Sunday, July 4, 2010

Le Tour

The Tour de France started today. Three weeks covering 3642 kms (that's 2263 miles for you anglocentrics) in 20 stages where the elite road bicycle racers of the world vie for individual, team and country honors.

Can you imagine cycling an average of 113 miles each day for 21 days in a row? That is what they do. And for the most part it isn't a nice easy flat course. There are 6 montain stages and 3 summit finishes (yes, that is where after riding over one hundred miles you have to climb a mountain being chased by the likes of Lance Armstrong, Alberto Contador and the Schleck brothers).

The fun of the Tour is that almost anything can and does happen when world class athletes vie for the greatest prize in their sport for such a long period of time. Today we watched the first stage, a gentle saunter over 138 miles from Rotterdam in the Netherlands to Brussels in Belgium. I say easy because the terrain was mostly flat for this stage.

This being the first stage there was some nervousness and most of the riders stayed together in a pack (called a "Peleton" french for "bunch"). In the first few kms a dog wandered into the Peleton and a few riders went down trying to avoid the dog. Toward the end of the day's race (the stage) there is always jockeying for position. Teams try to get their man up front so he has a chance to win the day. Today the last few kms of the race included a tight hairpin turn and 6 or 8 riders went down. Then about 400 meters from the finish a huge crash occured at the front of the Peleton and only those in the lead were able to avoid the mass pileup that ensued.

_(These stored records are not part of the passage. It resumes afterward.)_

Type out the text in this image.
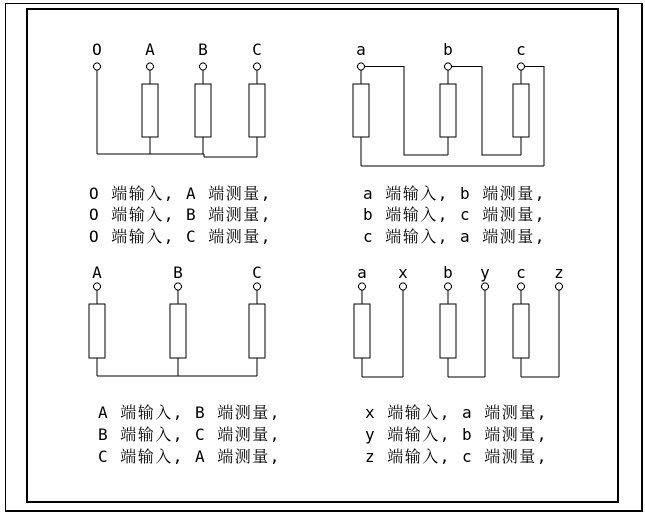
O	A	B	C	a	b	c
A	B	C	a	x	b	y	c	z
O 端输入, A 端测量,
O 端输入, B 端测量,
O 端输入, C 端测量,
a 端输入, b 端测量,
b 端输入, c 端测量,
c 端输入, a 端测量,
A 端输入, B 端测量,
B 端输入, C 端测量,
C 端输入, A 端测量,
x 端输入, a 端测量,
y 端输入, b 端测量,
z 端输入, c 端测量,
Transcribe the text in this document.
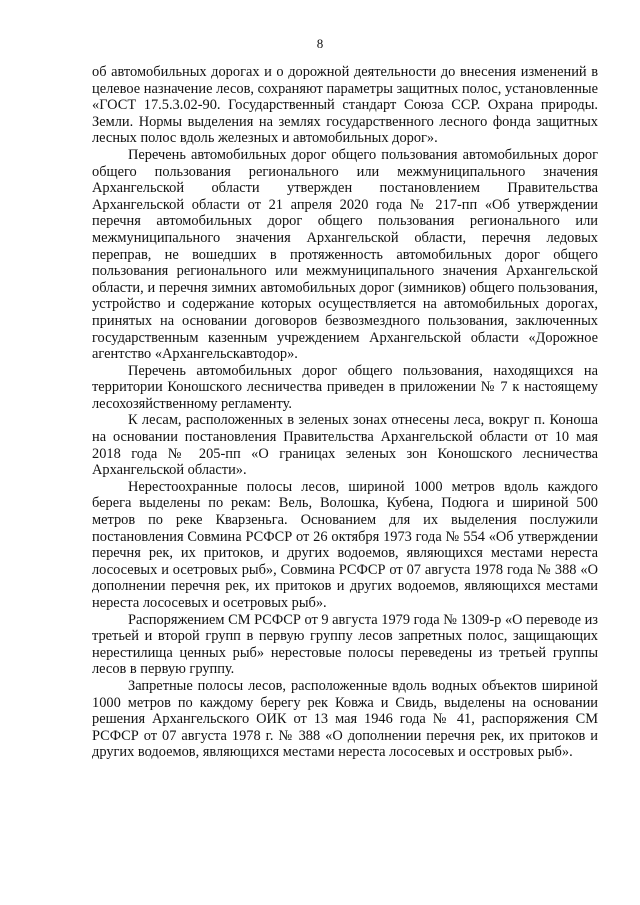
8

об автомобильных дорогах и о дорожной деятельности до внесения изменений в целевое назначение лесов, сохраняют параметры защитных полос, установленные «ГОСТ 17.5.3.02-90. Государственный стандарт Союза ССР. Охрана природы. Земли. Нормы выделения на землях государственного лесного фонда защитных лесных полос вдоль железных и автомобильных дорог».

Перечень автомобильных дорог общего пользования автомобильных дорог общего пользования регионального или межмуниципального значения Архангельской области утвержден постановлением Правительства Архангельской области от 21 апреля 2020 года № 217-пп «Об утверждении перечня автомобильных дорог общего пользования регионального или межмуниципального значения Архангельской области, перечня ледовых переправ, не вошедших в протяженность автомобильных дорог общего пользования регионального или межмуниципального значения Архангельской области, и перечня зимних автомобильных дорог (зимников) общего пользования, устройство и содержание которых осуществляется на автомобильных дорогах, принятых на основании договоров безвозмездного пользования, заключенных государственным казенным учреждением Архангельской области «Дорожное агентство «Архангельскавтодор».

Перечень автомобильных дорог общего пользования, находящихся на территории Коношского лесничества приведен в приложении № 7 к настоящему лесохозяйственному регламенту.

К лесам, расположенных в зеленых зонах отнесены леса, вокруг п. Коноша на основании постановления Правительства Архангельской области от 10 мая 2018 года № 205-пп «О границах зеленых зон Коношского лесничества Архангельской области».

Нерестоохранные полосы лесов, шириной 1000 метров вдоль каждого берега выделены по рекам: Вель, Волошка, Кубена, Подюга и шириной 500 метров по реке Кварзеньга. Основанием для их выделения послужили постановления Совмина РСФСР от 26 октября 1973 года № 554 «Об утверждении перечня рек, их притоков, и других водоемов, являющихся местами нереста лососевых и осетровых рыб», Совмина РСФСР от 07 августа 1978 года № 388 «О дополнении перечня рек, их притоков и других водоемов, являющихся местами нереста лососевых и осетровых рыб».

Распоряжением СМ РСФСР от 9 августа 1979 года № 1309-р «О переводе из третьей и второй групп в первую группу лесов запретных полос, защищающих нерестилища ценных рыб» нерестовые полосы переведены из третьей группы лесов в первую группу.

Запретные полосы лесов, расположенные вдоль водных объектов шириной 1000 метров по каждому берегу рек Ковжа и Свидь, выделены на основании решения Архангельского ОИК от 13 мая 1946 года № 41, распоряжения СМ РСФСР от 07 августа 1978 г. № 388 «О дополнении перечня рек, их притоков и других водоемов, являющихся местами нереста лососевых и осстровых рыб».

Some riders are known for their strength in the sprint and some for mountain climbing. Leaders in each category are awarded the right to wear a particular color riding shirt the next day if they finish first in that category. Yellow for the first overall, green for the total points leader and white with red polka-dots for the best mountain climber that day.

Also riders are riding for teams and for their countries. For instance a Belgain rider was in the lead for about 100 of the 138 miles today. He had no hope of winning the stage or of being in contention for the overall points but he struggled mightly just so his countrymen and women could see him in front. It was a glorious day for Begium.

All in all there is a lot going on. If you are interested you can go to and see the standings, the route and the leaders in each category. They list the riders by standing, country and team so you can pick your favorites and follow them through the Tour. Salt Lake native David Zabriskie is riding in 25th place overall on the Garmin-Transitions team and will be a contender in the mountain stages.

If this has gotten you excited you can get up at 6 am like we do and watch each stage as it happens (6:30 MDT, 8:30 EDT) or at least for the first showing on Versus. They recap the stage events in a 2 hour format several times during the day but they always comment on what is going to happen, so if you want the feeling of being there see it at 6:30 am. I can't wait for tomorrow.